A scream pierced the night and Gariben stilled, like a hound pricking his ear at the sound of his quarry. “More trouble,” he grunted. “Let’s move!”
He sprinted towards the direction of the scream, followed by his companions, their cloaks flapping behind them like raven wings. The unconscious innkeeper swung limply as they ran. Gariben cursed under his breath; he already had the innkeeper to worry about, and preferred not to take any additional responsibilities. They turned into a narrow, rubbish-filled alleyway and hurled through it. The light of the moon on the rooftops and the chimneys cast eerie shadows and silhouettes on the walls. Gariben’s eyes took them all in – each shadow outlined in the pale moonlight could be a lurking enemy.
One of the silhouettes above lurched and leapt towards Gariben from the rooftops. Gariben danced away as it landed catlike at the spot he had vacated. His right hand dipped into his cloak and a sword flashed out as he turned to face the thing – a bone-thin man dressed in rags. The blade arced towards the assailant, but the man ducked under it and lunged. Gariben sidestepped him; his sword flashed again and bit into his flesh, leaving a deep furrow in his back.

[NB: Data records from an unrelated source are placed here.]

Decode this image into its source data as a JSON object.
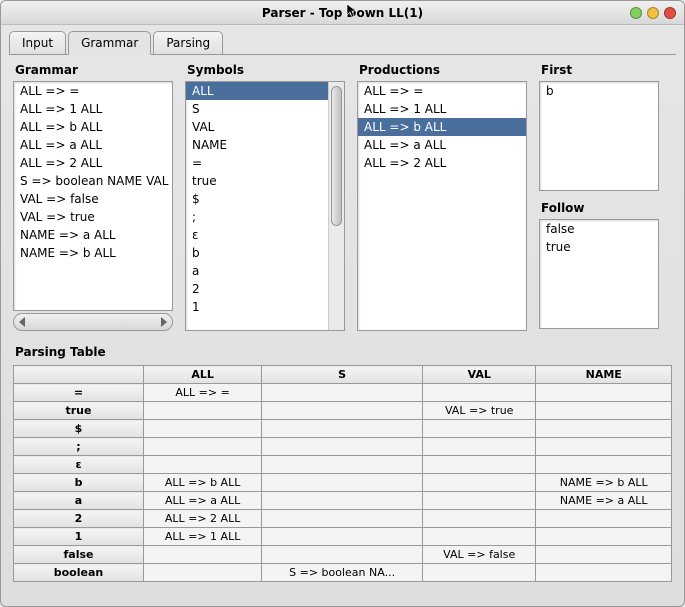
{
  "window": {
    "title": "Parser - Top Down LL(1)"
  },
  "tabs": [
    {
      "label": "Input"
    },
    {
      "label": "Grammar"
    },
    {
      "label": "Parsing"
    }
  ],
  "active_tab": 1,
  "panels": {
    "grammar": {
      "title": "Grammar",
      "items": [
        "ALL => =",
        "ALL => 1 ALL",
        "ALL => b ALL",
        "ALL => a ALL",
        "ALL => 2 ALL",
        "S => boolean NAME VAL",
        "VAL => false",
        "VAL => true",
        "NAME => a ALL",
        "NAME => b ALL"
      ]
    },
    "symbols": {
      "title": "Symbols",
      "items": [
        "ALL",
        "S",
        "VAL",
        "NAME",
        "=",
        "true",
        "$",
        ";",
        "ε",
        "b",
        "a",
        "2",
        "1"
      ],
      "selected_index": 0
    },
    "productions": {
      "title": "Productions",
      "items": [
        "ALL => =",
        "ALL => 1 ALL",
        "ALL => b ALL",
        "ALL => a ALL",
        "ALL => 2 ALL"
      ],
      "selected_index": 2
    },
    "first": {
      "title": "First",
      "items": [
        "b"
      ]
    },
    "follow": {
      "title": "Follow",
      "items": [
        "false",
        "true"
      ]
    }
  },
  "parsing_table": {
    "title": "Parsing Table",
    "columns": [
      "ALL",
      "S",
      "VAL",
      "NAME"
    ],
    "rows": [
      {
        "header": "=",
        "cells": [
          "ALL => =",
          "",
          "",
          ""
        ]
      },
      {
        "header": "true",
        "cells": [
          "",
          "",
          "VAL => true",
          ""
        ]
      },
      {
        "header": "$",
        "cells": [
          "",
          "",
          "",
          ""
        ]
      },
      {
        "header": ";",
        "cells": [
          "",
          "",
          "",
          ""
        ]
      },
      {
        "header": "ε",
        "cells": [
          "",
          "",
          "",
          ""
        ]
      },
      {
        "header": "b",
        "cells": [
          "ALL => b ALL",
          "",
          "",
          "NAME => b ALL"
        ]
      },
      {
        "header": "a",
        "cells": [
          "ALL => a ALL",
          "",
          "",
          "NAME => a ALL"
        ]
      },
      {
        "header": "2",
        "cells": [
          "ALL => 2 ALL",
          "",
          "",
          ""
        ]
      },
      {
        "header": "1",
        "cells": [
          "ALL => 1 ALL",
          "",
          "",
          ""
        ]
      },
      {
        "header": "false",
        "cells": [
          "",
          "",
          "VAL => false",
          ""
        ]
      },
      {
        "header": "boolean",
        "cells": [
          "",
          "S => boolean NA...",
          "",
          ""
        ]
      }
    ]
  }
}
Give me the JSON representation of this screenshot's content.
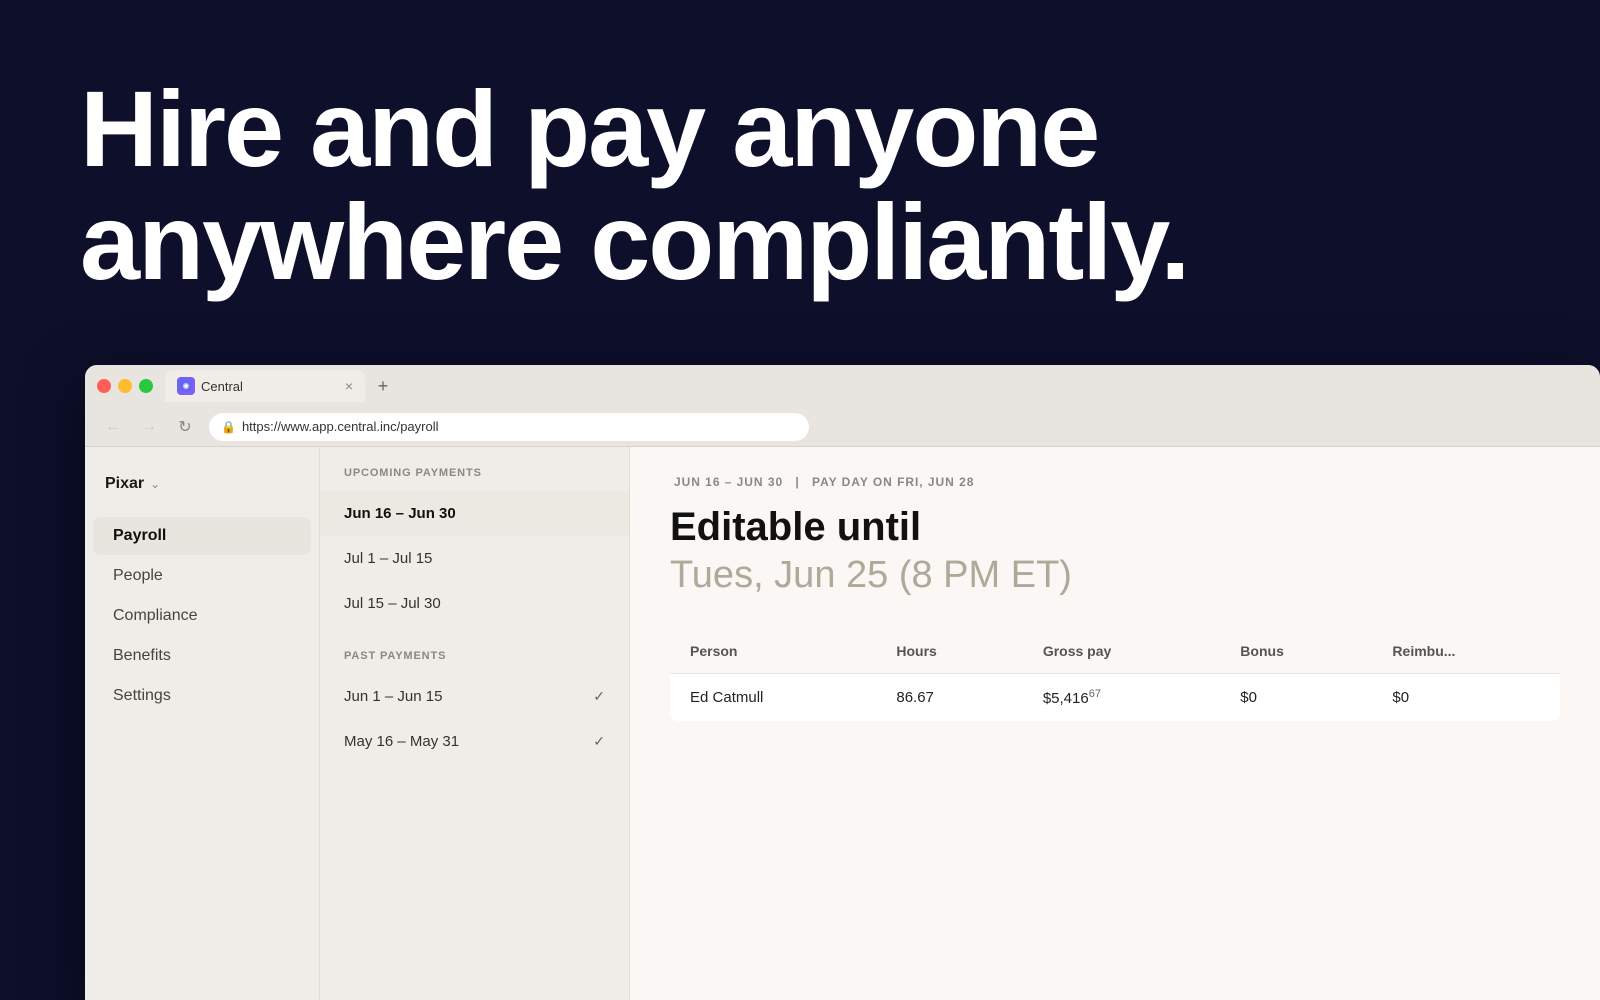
{
  "hero": {
    "line1": "Hire and pay anyone",
    "line2": "anywhere compliantly."
  },
  "browser": {
    "tab_title": "Central",
    "tab_favicon": "C",
    "url": "https://www.app.central.inc/payroll",
    "nav_back": "←",
    "nav_forward": "→",
    "nav_refresh": "↻"
  },
  "sidebar": {
    "org_name": "Pixar",
    "nav_items": [
      {
        "label": "Payroll",
        "active": true
      },
      {
        "label": "People",
        "active": false
      },
      {
        "label": "Compliance",
        "active": false
      },
      {
        "label": "Benefits",
        "active": false
      },
      {
        "label": "Settings",
        "active": false
      }
    ]
  },
  "payments_panel": {
    "upcoming_label": "Upcoming Payments",
    "upcoming_items": [
      {
        "range": "Jun 16 – Jun 30",
        "active": true
      },
      {
        "range": "Jul 1 – Jul 15",
        "active": false
      },
      {
        "range": "Jul 15 – Jul 30",
        "active": false
      }
    ],
    "past_label": "Past Payments",
    "past_items": [
      {
        "range": "Jun 1 – Jun 15",
        "checked": true
      },
      {
        "range": "May 16 – May 31",
        "checked": true
      }
    ]
  },
  "main": {
    "meta_range": "JUN 16 – JUN 30",
    "meta_separator": "|",
    "meta_payday": "PAY DAY ON FRI, JUN 28",
    "editable_label": "Editable until",
    "editable_date": "Tues, Jun 25 (8 PM ET)",
    "table": {
      "headers": [
        "Person",
        "Hours",
        "Gross pay",
        "Bonus",
        "Reimbu..."
      ],
      "rows": [
        {
          "person": "Ed Catmull",
          "hours": "86.67",
          "gross_pay": "$5,416",
          "gross_sup": "67",
          "bonus": "$0",
          "reimbu": "$0"
        }
      ]
    }
  }
}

No blood had gushed out and the man did not howl in pain. Then Gariben realized what he was dealing with: undead. But how can it be so fast? The undead did not attack him again, but threw itself at the nearest target: one of his companions. The black-cloaked man stuck out his arm and his fist collided with the corpse’s head. The collision did not move him a single inch – he stood like an unmovable iron pillar – but it knocked the undead to the ground at his feet. With almost inhuman efficiency he kicked it hard, sending it flying into a heap of rubbish piled against the alley wall. Gariben heard bones snapping.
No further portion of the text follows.